Proceedings of the Frontis Workshop on Chemical Ecology: from Gene to Ecosystem
Wageningen, The Netherlands 19-23 March 2005

Editors:
Marcel Dicke
Laboratory of Entomology, Wageningen University and Research Centre, Wageningen, The Netherlands

Willem Takken
Laboratory of Entomology, Wageningen University and Research Centre, Wageningen, The Netherlands

Series editor:
R.J. Bogers
Frontis – Wageningen International Nucleus for Strategic Expertise
Wageningen University and Research Centre, Wageningen, The Netherlands

About the book | Table of Contents

Chemical ecology is the ecology of body odour. Every organism uses chemical information in intra- and interspecific interactions. Animals emit chemicals to attract a mate or to prevent a competitor from mating with the partner they just mated with. Plants emit chemicals to recruit other organisms to take care of their sex life or to attract bodyguards to defend them against their enemies. Chemical cues mediate a whole gamut of interactions in plant and animal communities. Chemical cues are used to communicate, but can also be exploited in espionage or eavesdropping. To understand the ecology of chemical signalling in communities one needs to carry out manipulative experiments. Such experiments have been done throughout the last century. However, in recent years the degree of precision with which such experiments can be done has grown tremendously as a result of rapidly increasing knowledge at the molecular-genetic level. This opens exciting new avenues to chemical ecologists. The connection of molecular genetics to community ecology and ecosystem ecology provides novel tools to take up old questions that were often hard to answer.

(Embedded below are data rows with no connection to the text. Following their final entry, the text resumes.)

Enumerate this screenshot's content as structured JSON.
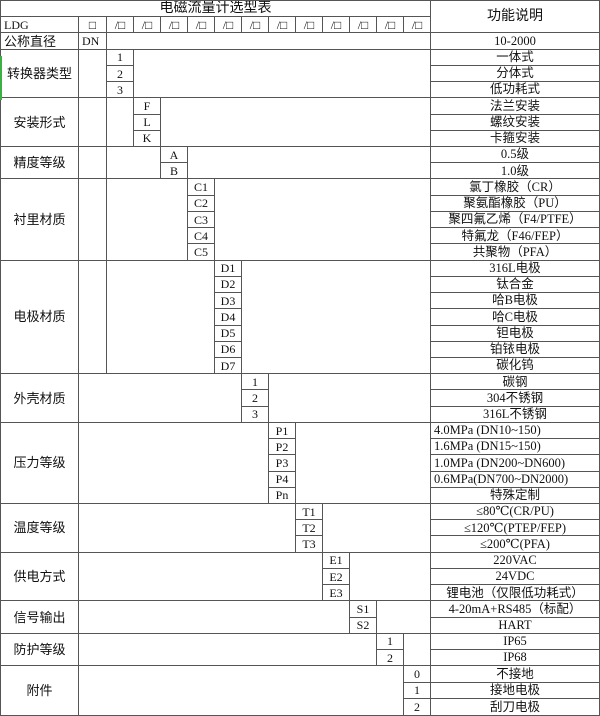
{
  "title": "电磁流量计选型表",
  "function_header": "功能说明",
  "model_code_row": {
    "prefix": "LDG",
    "base_box": "□",
    "slot": "/□",
    "slot_count": 12
  },
  "groups": [
    {
      "label": "公称直径",
      "items": [
        {
          "code": "DN",
          "desc": "10-2000"
        }
      ]
    },
    {
      "label": "转换器类型",
      "items": [
        {
          "code": "1",
          "desc": "一体式"
        },
        {
          "code": "2",
          "desc": "分体式"
        },
        {
          "code": "3",
          "desc": "低功耗式"
        }
      ]
    },
    {
      "label": "安装形式",
      "items": [
        {
          "code": "F",
          "desc": "法兰安装"
        },
        {
          "code": "L",
          "desc": "螺纹安装"
        },
        {
          "code": "K",
          "desc": "卡箍安装"
        }
      ]
    },
    {
      "label": "精度等级",
      "items": [
        {
          "code": "A",
          "desc": "0.5级"
        },
        {
          "code": "B",
          "desc": "1.0级"
        }
      ]
    },
    {
      "label": "衬里材质",
      "items": [
        {
          "code": "C1",
          "desc": "氯丁橡胶（CR）"
        },
        {
          "code": "C2",
          "desc": "聚氨酯橡胶（PU）"
        },
        {
          "code": "C3",
          "desc": "聚四氟乙烯（F4/PTFE）"
        },
        {
          "code": "C4",
          "desc": "特氟龙（F46/FEP）"
        },
        {
          "code": "C5",
          "desc": "共聚物（PFA）"
        }
      ]
    },
    {
      "label": "电极材质",
      "items": [
        {
          "code": "D1",
          "desc": "316L电极"
        },
        {
          "code": "D2",
          "desc": "钛合金"
        },
        {
          "code": "D3",
          "desc": "哈B电极"
        },
        {
          "code": "D4",
          "desc": "哈C电极"
        },
        {
          "code": "D5",
          "desc": "钽电极"
        },
        {
          "code": "D6",
          "desc": "铂铱电极"
        },
        {
          "code": "D7",
          "desc": "碳化钨"
        }
      ]
    },
    {
      "label": "外壳材质",
      "items": [
        {
          "code": "1",
          "desc": "碳钢"
        },
        {
          "code": "2",
          "desc": "304不锈钢"
        },
        {
          "code": "3",
          "desc": "316L不锈钢"
        }
      ]
    },
    {
      "label": "压力等级",
      "items": [
        {
          "code": "P1",
          "desc": "4.0MPa (DN10~150)"
        },
        {
          "code": "P2",
          "desc": "1.6MPa (DN15~150)"
        },
        {
          "code": "P3",
          "desc": "1.0MPa (DN200~DN600)"
        },
        {
          "code": "P4",
          "desc": "0.6MPa(DN700~DN2000)"
        },
        {
          "code": "Pn",
          "desc": "特殊定制"
        }
      ]
    },
    {
      "label": "温度等级",
      "items": [
        {
          "code": "T1",
          "desc": "≤80℃(CR/PU)"
        },
        {
          "code": "T2",
          "desc": "≤120℃(PTEP/FEP)"
        },
        {
          "code": "T3",
          "desc": "≤200℃(PFA)"
        }
      ]
    },
    {
      "label": "供电方式",
      "items": [
        {
          "code": "E1",
          "desc": "220VAC"
        },
        {
          "code": "E2",
          "desc": "24VDC"
        },
        {
          "code": "E3",
          "desc": "锂电池（仅限低功耗式）"
        }
      ]
    },
    {
      "label": "信号输出",
      "items": [
        {
          "code": "S1",
          "desc": "4-20mA+RS485（标配）"
        },
        {
          "code": "S2",
          "desc": "HART"
        }
      ]
    },
    {
      "label": "防护等级",
      "items": [
        {
          "code": "1",
          "desc": "IP65"
        },
        {
          "code": "2",
          "desc": "IP68"
        }
      ]
    },
    {
      "label": "附件",
      "items": [
        {
          "code": "0",
          "desc": "不接地"
        },
        {
          "code": "1",
          "desc": "接地电极"
        },
        {
          "code": "2",
          "desc": "刮刀电极"
        }
      ]
    }
  ],
  "colors": {
    "border": "#555555",
    "text": "#111111",
    "background": "#ffffff",
    "artifact_green": "#3cb044"
  }
}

This book provides an overview of chemical ecology related to different ecosystems and an outlook at novel directions that can be taken in chemical ecology through a molecular-ecological or eco-genomic approach. The book addresses above- and belowground terrestrial systems as well as aquatic systems, and the organisms involved are micro- and macro-organisms, such as plants, arthropods and mammals. The scientific approach presented in this book is characteristic of modern biological research.

The book will be useful for scientists and students interested in ecology in general as well those working in the fields of molecular, chemical, behavioural, population or community ecology.